Brushed your teeth this morning? Congratulations, you get 20 points. Hit your quarterly performance target early? Good work, you get half a day's extra holiday. You voted in the recent elections so you get your third citizenship badge. But you've slipped another two places down your gym's fitness leaderboard, so that means an extra few miles on the treadmill next week.
If this all sounds like an Orwellian nightmare, think again. This is your “gamified” future.
Gamification is a buzz word used to describe systems that take elements of everyday games like chess and Donkey Kong and applies them to everyday life. Perhaps the best-known example of gamification is Foursquare, the location-based social network in which people "check in" to places via their phones. Users are awarded badges for going out and experiencing new things. And the more they frequent a place, the higher their status becomes. For example, they may become the "mayor" of their coffee shop, potentially opening the door to discounts and other prizes.
But if you think it is just tech-savvy teens hoping for a cheap latte that are in on the game, think again. Everyone from businesses to governments are busy re-designing the way they work to include elements such as completing missions, competition, social interaction, status and rewarding achievement. Activities and products that have already been gamified include buying a burger, graphics editing software, learning languages, fitness gadgets and all manner of jobs including sales, IT, customer relations and even waiting tables. Gamification gurus maintain this is only the beginning. Only last year, the US-based analysts Gartner predicted that 70% of the world's top 2000 companies will be using gamification in some form by 2014.
But now there seems to be a growing backlash. Just 12 months after Gartner predicted the huge growth in the genre, it released another report saying that “gamification is currently being driven by novelty and hype”. By 2014, it predicts that 80% of gamification applications will fail to deliver “because of poor design”. In addition, a growing number of critics are asking some probing questions: Is gamification just a rehash of old ideas, how does it work, might it be exploitative, could it actually undermine motivation and won't it trigger addiction?
Power up
The ideas that underpin gamification stretch as far back as 1937, when American psychologist BF Skinner proposed a system he called operant conditioning. The idea – perhaps best known for the images of rats hitting a lever to release food pellets - revealed how the use of rewards and punishments could also change human behaviour. A few years later Abraham Maslow put forward his needs theory of human motivation which highlighted sense of belonging, self esteem and the realisation of personal potential as key.
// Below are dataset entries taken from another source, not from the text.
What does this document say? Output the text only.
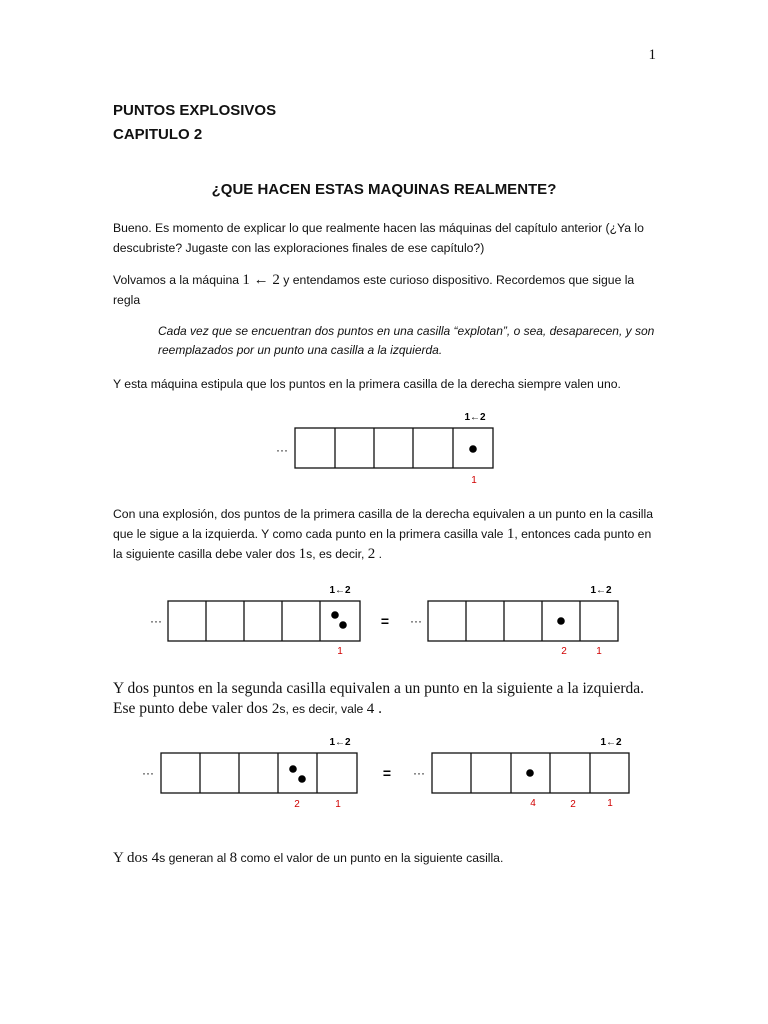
1
PUNTOS EXPLOSIVOS
CAPITULO 2
¿QUE HACEN ESTAS MAQUINAS REALMENTE?
Bueno. Es momento de explicar lo que realmente hacen las máquinas del capítulo anterior (¿Ya lo descubriste? Jugaste con las exploraciones finales de ese capítulo?)
Volvamos a la máquina 1 ← 2 y entendamos este curioso dispositivo. Recordemos que sigue la regla
Cada vez que se encuentran dos puntos en una casilla “explotan”, o sea, desaparecen, y son reemplazados por un punto una casilla a la izquierda.
Y esta máquina estipula que los puntos en la primera casilla de la derecha siempre valen uno.
1←2
···
1
Con una explosión, dos puntos de la primera casilla de la derecha equivalen a un punto en la casilla que le sigue a la izquierda. Y como cada punto en la primera casilla vale 1, entonces cada punto en la siguiente casilla debe valer dos 1s, es decir, 2 .
1←2
···
1
= ···
1←2
2	1
Y dos puntos en la segunda casilla equivalen a un punto en la siguiente a la izquierda. Ese punto debe valer dos 2s, es decir, vale 4 .
1←2
···
2	1
= ···
1←2
4	2	1
Y dos 4s generan al 8 como el valor de un punto en la siguiente casilla.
Then in the 1970s, so-called self determination theory identified competence, relatedness and autonomy as fundamental human needs.
But on their own, these ideas were not enough. After all, boy scouts have been getting badges to reward achievement for close to a century. And competition, leaderboards and financial rewards have long been deployed to motivate sales teams and those who accumulate frequent flyer points are offered enhanced status, special offers and other privileges.
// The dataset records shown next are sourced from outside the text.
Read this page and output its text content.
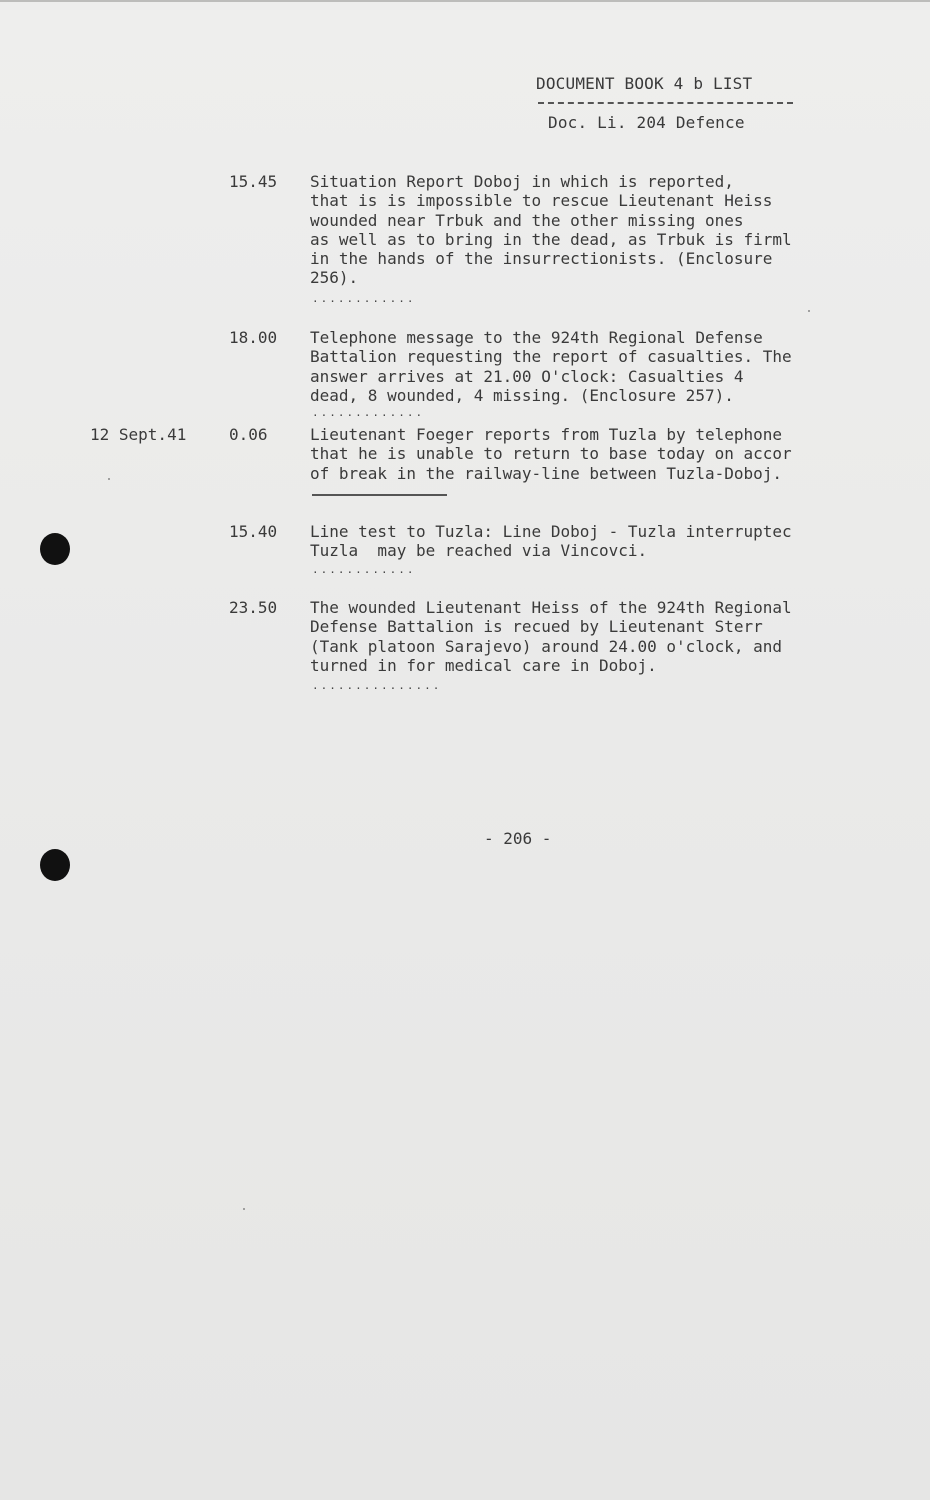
DOCUMENT BOOK 4 b LIST
Doc. Li. 204 Defence
15.45 Situation Report Doboj in which is reported,
that is is impossible to rescue Lieutenant Heiss
wounded near Trbuk and the other missing ones
as well as to bring in the dead, as Trbuk is firml
in the hands of the insurrectionists. (Enclosure
256).
............
18.00 Telephone message to the 924th Regional Defense
Battalion requesting the report of casualties. The
answer arrives at 21.00 O'clock: Casualties 4
dead, 8 wounded, 4 missing. (Enclosure 257).
.............
12 Sept.41	0.06	Lieutenant Foeger reports from Tuzla by telephone
that he is unable to return to base today on accor
of break in the railway-line between Tuzla-Doboj.
15.40 Line test to Tuzla: Line Doboj - Tuzla interruptec
Tuzla  may be reached via Vincovci.
............
23.50 The wounded Lieutenant Heiss of the 924th Regional
Defense Battalion is recued by Lieutenant Sterr
(Tank platoon Sarajevo) around 24.00 o'clock, and
turned in for medical care in Doboj.
...............
- 206 -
The other trend that allowed gamification to grab the limelight was so-called big data. The emergence of mobile computing, cheap storage and inexpensive sensors means that information about every aspect of our life can be collected and recorded unlike any other time in history. Cheap, portable consumers gadgets and smart phone apps can now measure aspects things like their activity levels, diet, sleep patterns, mood and health. "Everything we do is being mediated by technology, whether it is entertainment, work or sports or play, and this is generating huge amounts of user activity data," says Rajat Paharia, the founding father of gamification. "Now we can take that data and apply it to the motivation problem."